[Foundation-l] Please delete mo. wikipedia: Coherent proposal
Milos Rancic
millosh at gmail.com
Wed Oct 13 15:52:29 UTC 2010
On Wed, Oct 13, 2010 at 17:31, Gutza <gutza at moongate.ro> wrote:
> On 13-Oct-10 18:25, Milos Rancic wrote:
>> That sounds reasonably to me. I have to check what do other LangCom
>> members think about it.
>
> What is it exactly that sounds reasonable to you? I haven't the faintest
> idea what you're talking about. I don't know how the Chinese/Serbian
> engine works -- you're moving ahead with incomplete data.
Conversion engines for Chinese and Serbian Wikipedias (and I think at
least one more) work in both ways.
However, the most important thing is community consensus around the
rules. In the case of Chinese Wikipedia, I think that they are using
both scripts (Traditional and Simplified) inside of the same text (as
both scripts share some characters and as it is not a big deal;
however, I just think that it works like that). In the case of Serbian
Wikipedia, the rule is that the text which has been started in one
script, should be written in the same script.
The both ways are products of the consensus inside of the communities
and doesn't have anything with the software implementation. Thus, you
can say that all texts have to be written in Latin script and just
shown in Cyrillic.
There are also some rewrite rules. For example, the default (based on
amount of texts written in Cyrillic; however, script-neutral) of
Serbian Wikipedia is Cyrillic.
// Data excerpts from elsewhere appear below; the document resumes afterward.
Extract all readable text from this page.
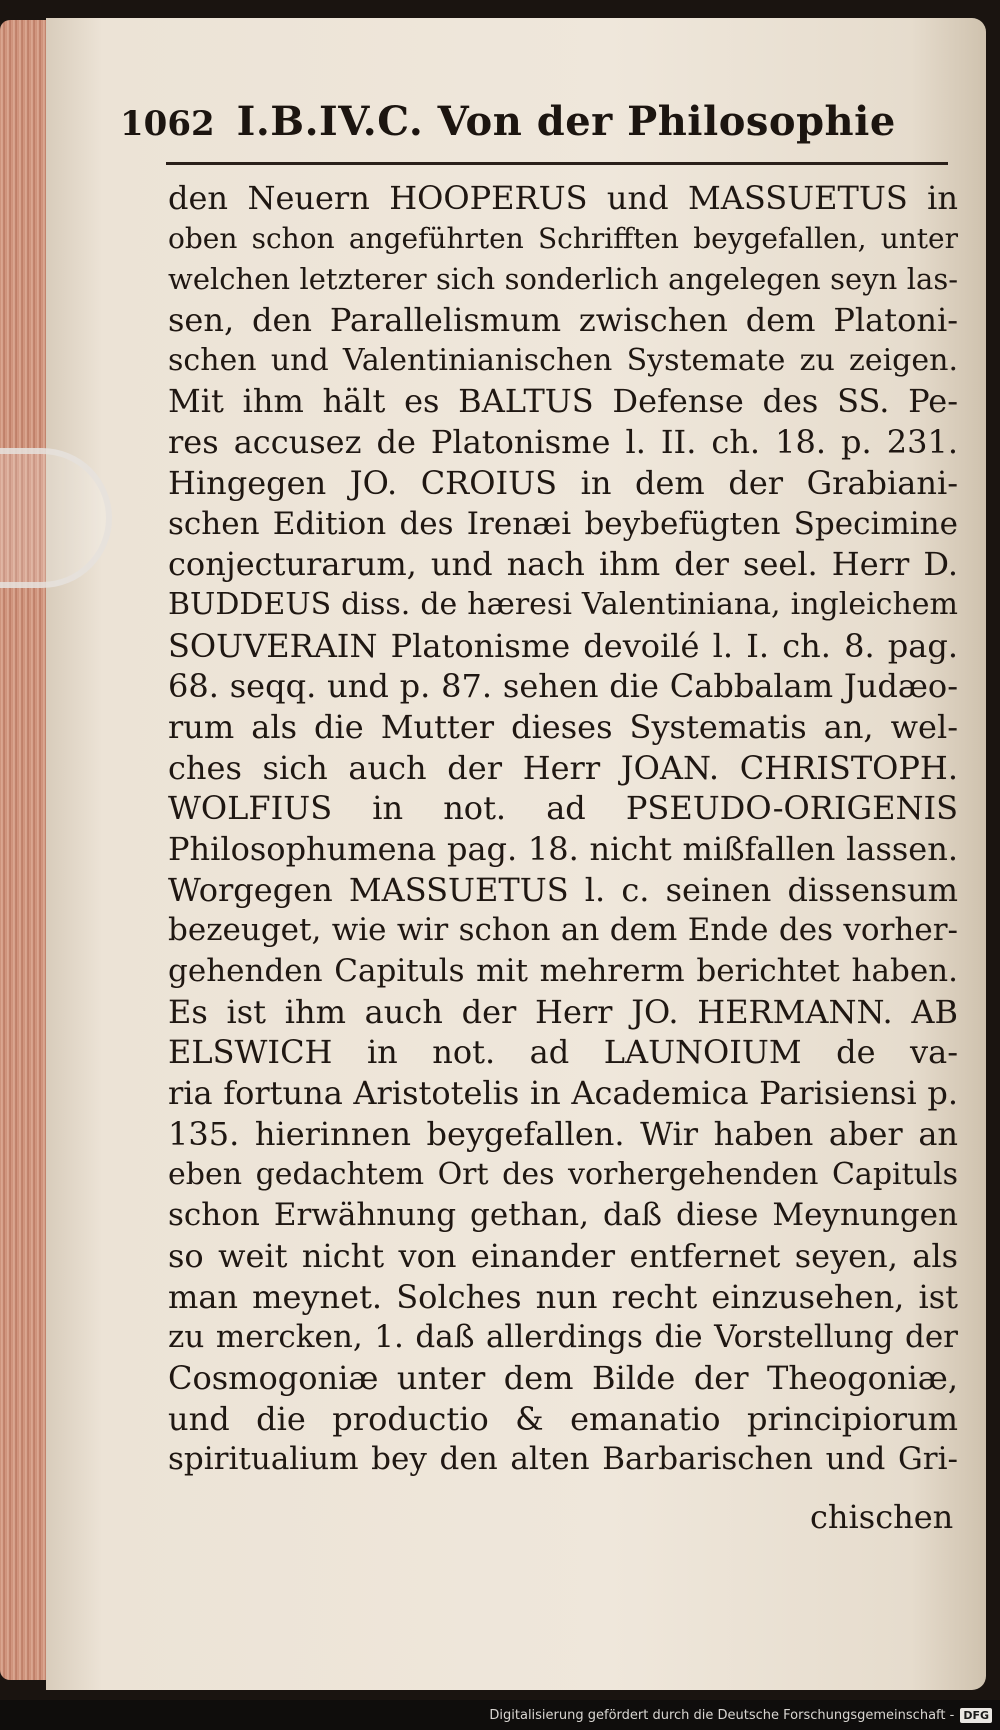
1062 I.B.IV.C. Von der Philosophie
den Neuern HOOPERUS und MASSUETUS in
oben schon angeführten Schrifften beygefallen, unter
welchen letzterer sich sonderlich angelegen seyn las-
sen, den Parallelismum zwischen dem Platoni-
schen und Valentinianischen Systemate zu zeigen.
Mit ihm hält es BALTUS Defense des SS. Pe-
res accusez de Platonisme l. II. ch. 18. p. 231.
Hingegen JO. CROIUS in dem der Grabiani-
schen Edition des Irenæi beybefügten Specimine
conjecturarum, und nach ihm der seel. Herr D.
BUDDEUS diss. de hæresi Valentiniana, ingleichem
SOUVERAIN Platonisme devoilé l. I. ch. 8. pag.
68. seqq. und p. 87. sehen die Cabbalam Judæo-
rum als die Mutter dieses Systematis an, wel-
ches sich auch der Herr JOAN. CHRISTOPH.
WOLFIUS in not. ad PSEUDO-ORIGENIS
Philosophumena pag. 18. nicht mißfallen lassen.
Worgegen MASSUETUS l. c. seinen dissensum
bezeuget, wie wir schon an dem Ende des vorher-
gehenden Capituls mit mehrerm berichtet haben.
Es ist ihm auch der Herr JO. HERMANN. AB
ELSWICH in not. ad LAUNOIUM de va-
ria fortuna Aristotelis in Academica Parisiensi p.
135. hierinnen beygefallen. Wir haben aber an
eben gedachtem Ort des vorhergehenden Capituls
schon Erwähnung gethan, daß diese Meynungen
so weit nicht von einander entfernet seyen, als
man meynet. Solches nun recht einzusehen, ist
zu mercken, 1. daß allerdings die Vorstellung der
Cosmogoniæ unter dem Bilde der Theogoniæ,
und die productio & emanatio principiorum
spiritualium bey den alten Barbarischen und Gri-
chischen
Digitalisierung gefördert durch die Deutsche Forschungsgemeinschaft - DFG
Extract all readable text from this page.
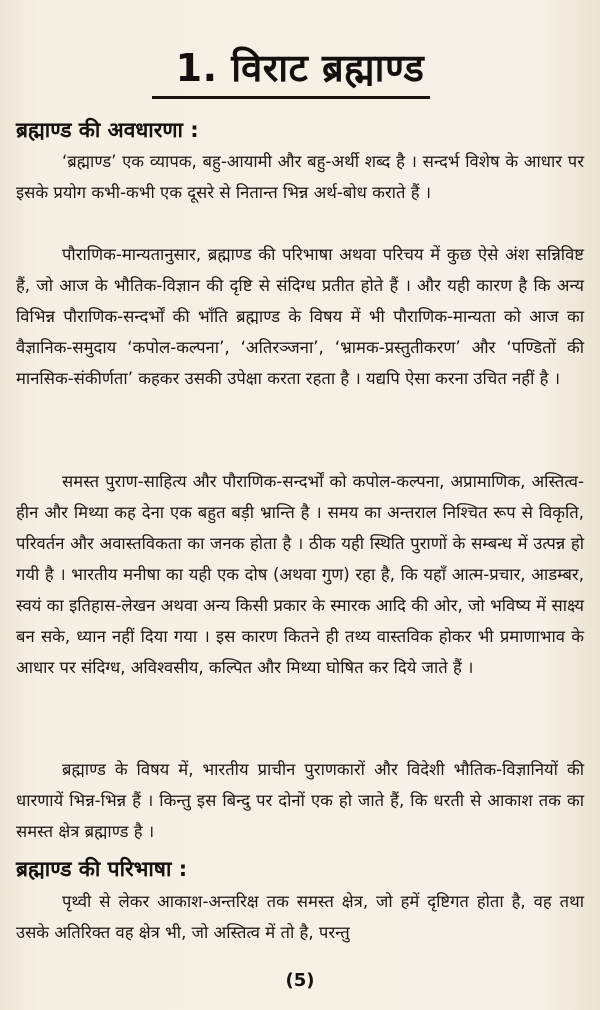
1. विराट ब्रह्माण्ड
ब्रह्माण्ड की अवधारणा :

‘ब्रह्माण्ड’ एक व्यापक, बहु-आयामी और बहु-अर्थी शब्द है । सन्दर्भ विशेष के आधार पर इसके प्रयोग कभी-कभी एक दूसरे से नितान्त भिन्न अर्थ-बोध कराते हैं ।

पौराणिक-मान्यतानुसार, ब्रह्माण्ड की परिभाषा अथवा परिचय में कुछ ऐसे अंश सन्निविष्ट हैं, जो आज के भौतिक-विज्ञान की दृष्टि से संदिग्ध प्रतीत होते हैं । और यही कारण है कि अन्य विभिन्न पौराणिक-सन्दर्भों की भाँति ब्रह्माण्ड के विषय में भी पौराणिक-मान्यता को आज का वैज्ञानिक-समुदाय ‘कपोल-कल्पना’, ‘अतिरञ्जना’, ‘भ्रामक-प्रस्तुतीकरण’ और ‘पण्डितों की मानसिक-संकीर्णता’ कहकर उसकी उपेक्षा करता रहता है । यद्यपि ऐसा करना उचित नहीं है ।

समस्त पुराण-साहित्य और पौराणिक-सन्दर्भों को कपोल-कल्पना, अप्रामाणिक, अस्तित्व-हीन और मिथ्या कह देना एक बहुत बड़ी भ्रान्ति है । समय का अन्तराल निश्चित रूप से विकृति, परिवर्तन और अवास्तविकता का जनक होता है । ठीक यही स्थिति पुराणों के सम्बन्ध में उत्पन्न हो गयी है । भारतीय मनीषा का यही एक दोष (अथवा गुण) रहा है, कि यहाँ आत्म-प्रचार, आडम्बर, स्वयं का इतिहास-लेखन अथवा अन्य किसी प्रकार के स्मारक आदि की ओर, जो भविष्य में साक्ष्य बन सके, ध्यान नहीं दिया गया । इस कारण कितने ही तथ्य वास्तविक होकर भी प्रमाणाभाव के आधार पर संदिग्ध, अविश्वसीय, कल्पित और मिथ्या घोषित कर दिये जाते हैं ।

ब्रह्माण्ड के विषय में, भारतीय प्राचीन पुराणकारों और विदेशी भौतिक-विज्ञानियों की धारणायें भिन्न-भिन्न हैं । किन्तु इस बिन्दु पर दोनों एक हो जाते हैं, कि धरती से आकाश तक का समस्त क्षेत्र ब्रह्माण्ड है ।

ब्रह्माण्ड की परिभाषा :

पृथ्वी से लेकर आकाश-अन्तरिक्ष तक समस्त क्षेत्र, जो हमें दृष्टिगत होता है, वह तथा उसके अतिरिक्त वह क्षेत्र भी, जो अस्तित्व में तो है, परन्तु

(5)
If you go to http://sr.wikipedia.org/
-- you will find the page in Cyrillic. However, if you go to
http://sr.wikipedia.org/sr-el/ -- you'll find the same page in Latin
script.
Present and not so perfect solution for Serbian Wikipedia -- but very
elegant for Romanian -- is the method for choosing scripts at the
page. If you go to the default version of Serbian Wikipedia, you'll
see "Чланак" ("Read"), "Разговор" ("Discussion") and the arrow after
them. If you scroll over the arrow, you'll see the options "Ћирлица"
("Cyrillic") and "Latinica" ("Latin").
In other words, you'll have two variants for reading: Latin (default)
and Cyrillic (if explicitly asked).
Options for writing, as I said above, are completely up to your
community. If you decide not to have any article written in Cyrillic,
it'll be so, as it is just up to you.